Estate Planning: Have You Documented Your Wishes in Writing?

Do you have an estate plan? Do you know what will happen to your property when you pass away? What about your business? Other assets?

It’s Time to Start Estate Planning

Sadly, I’ve dealt with many adult children over the years who suffer because their parent’s wishes were not reduced to writing with estate planning. If you take time to document your wishes now, you will save your children and heirs a lot of grief. Family strife is too often the result of not having a specific estate plan. With a detailed estate plan, the pain and disagreement that can come with probate — or even strangers making decisions for you — can easily be avoided.

What’s in an Estate Plan?

Your estate plan can include everything from your personal items to your large assets. If you want to avoid creating dissension between your kids, reduce your wishes to writing. Let’s face it; parents are often the glue that holds the family together. When you’re gone, any issues between your kids will only escalate if they have to make decisions about your possessions. Sadly, I’ve witnessed discord between siblings far too many times. And why? Because their parents failed to plan.
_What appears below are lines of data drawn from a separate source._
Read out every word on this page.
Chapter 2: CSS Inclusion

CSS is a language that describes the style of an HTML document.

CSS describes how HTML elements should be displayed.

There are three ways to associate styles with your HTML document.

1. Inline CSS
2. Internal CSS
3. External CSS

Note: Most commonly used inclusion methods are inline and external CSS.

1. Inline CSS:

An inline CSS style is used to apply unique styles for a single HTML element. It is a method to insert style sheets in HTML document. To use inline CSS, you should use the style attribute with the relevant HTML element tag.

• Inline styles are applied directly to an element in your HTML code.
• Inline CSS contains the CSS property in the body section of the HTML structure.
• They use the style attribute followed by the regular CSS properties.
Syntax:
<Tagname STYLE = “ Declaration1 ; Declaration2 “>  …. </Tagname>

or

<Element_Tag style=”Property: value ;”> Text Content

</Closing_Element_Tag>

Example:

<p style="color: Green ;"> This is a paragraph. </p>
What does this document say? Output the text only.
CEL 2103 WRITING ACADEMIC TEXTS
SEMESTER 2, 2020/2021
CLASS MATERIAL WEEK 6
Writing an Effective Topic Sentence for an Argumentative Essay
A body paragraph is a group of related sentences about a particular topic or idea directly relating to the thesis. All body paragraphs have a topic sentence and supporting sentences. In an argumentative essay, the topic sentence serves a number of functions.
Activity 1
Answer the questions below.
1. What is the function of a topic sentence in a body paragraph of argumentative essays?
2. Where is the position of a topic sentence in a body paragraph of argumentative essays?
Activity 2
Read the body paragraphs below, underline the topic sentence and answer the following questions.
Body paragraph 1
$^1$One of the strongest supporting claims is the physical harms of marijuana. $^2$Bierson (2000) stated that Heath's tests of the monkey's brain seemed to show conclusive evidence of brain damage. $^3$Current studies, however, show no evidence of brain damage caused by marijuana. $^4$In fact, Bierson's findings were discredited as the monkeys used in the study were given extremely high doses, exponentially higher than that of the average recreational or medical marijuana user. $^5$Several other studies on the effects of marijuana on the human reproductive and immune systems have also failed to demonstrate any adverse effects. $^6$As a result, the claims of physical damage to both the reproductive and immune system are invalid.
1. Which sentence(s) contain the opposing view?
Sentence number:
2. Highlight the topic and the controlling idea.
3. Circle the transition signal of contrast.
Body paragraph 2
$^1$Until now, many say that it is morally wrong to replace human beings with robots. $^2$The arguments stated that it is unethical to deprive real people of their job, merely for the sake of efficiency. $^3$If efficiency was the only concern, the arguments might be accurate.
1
Common Challenges with Estate Planning

I’m not an attorney, but I am a Realtor and have often represented beneficiaries who are upset, confused, and who can’t seem to agree about anything. Who gets mom’s wedding ring? Grandma’s koa rocker? The motorcycle that was dad’s pride and joy? When it comes to bigger assets, it can become even more complicated. Do we sell the house?  Should we keep it and rent it out? Disagreements over the selection of a Realtor, the price of a home, the timing of the sale, the distribution of household goods all become problematic. Complicated. Even worse, what if one of the siblings is living in the house? In Hawaii, this is a pretty common situation. Common and challenging.

So, what’s the answer?

Find an Estate Planner or Attorney

Get help. Hire an attorney or an estate planner. Your money will be well spent, and you will have peace of mind knowing that your affairs are in good order. Save your loved ones the headache (and the heartache) of making decisions on your behalf. You might just save some relationships in the process, too. Isn’t that reason enough to reduce your wishes to writing?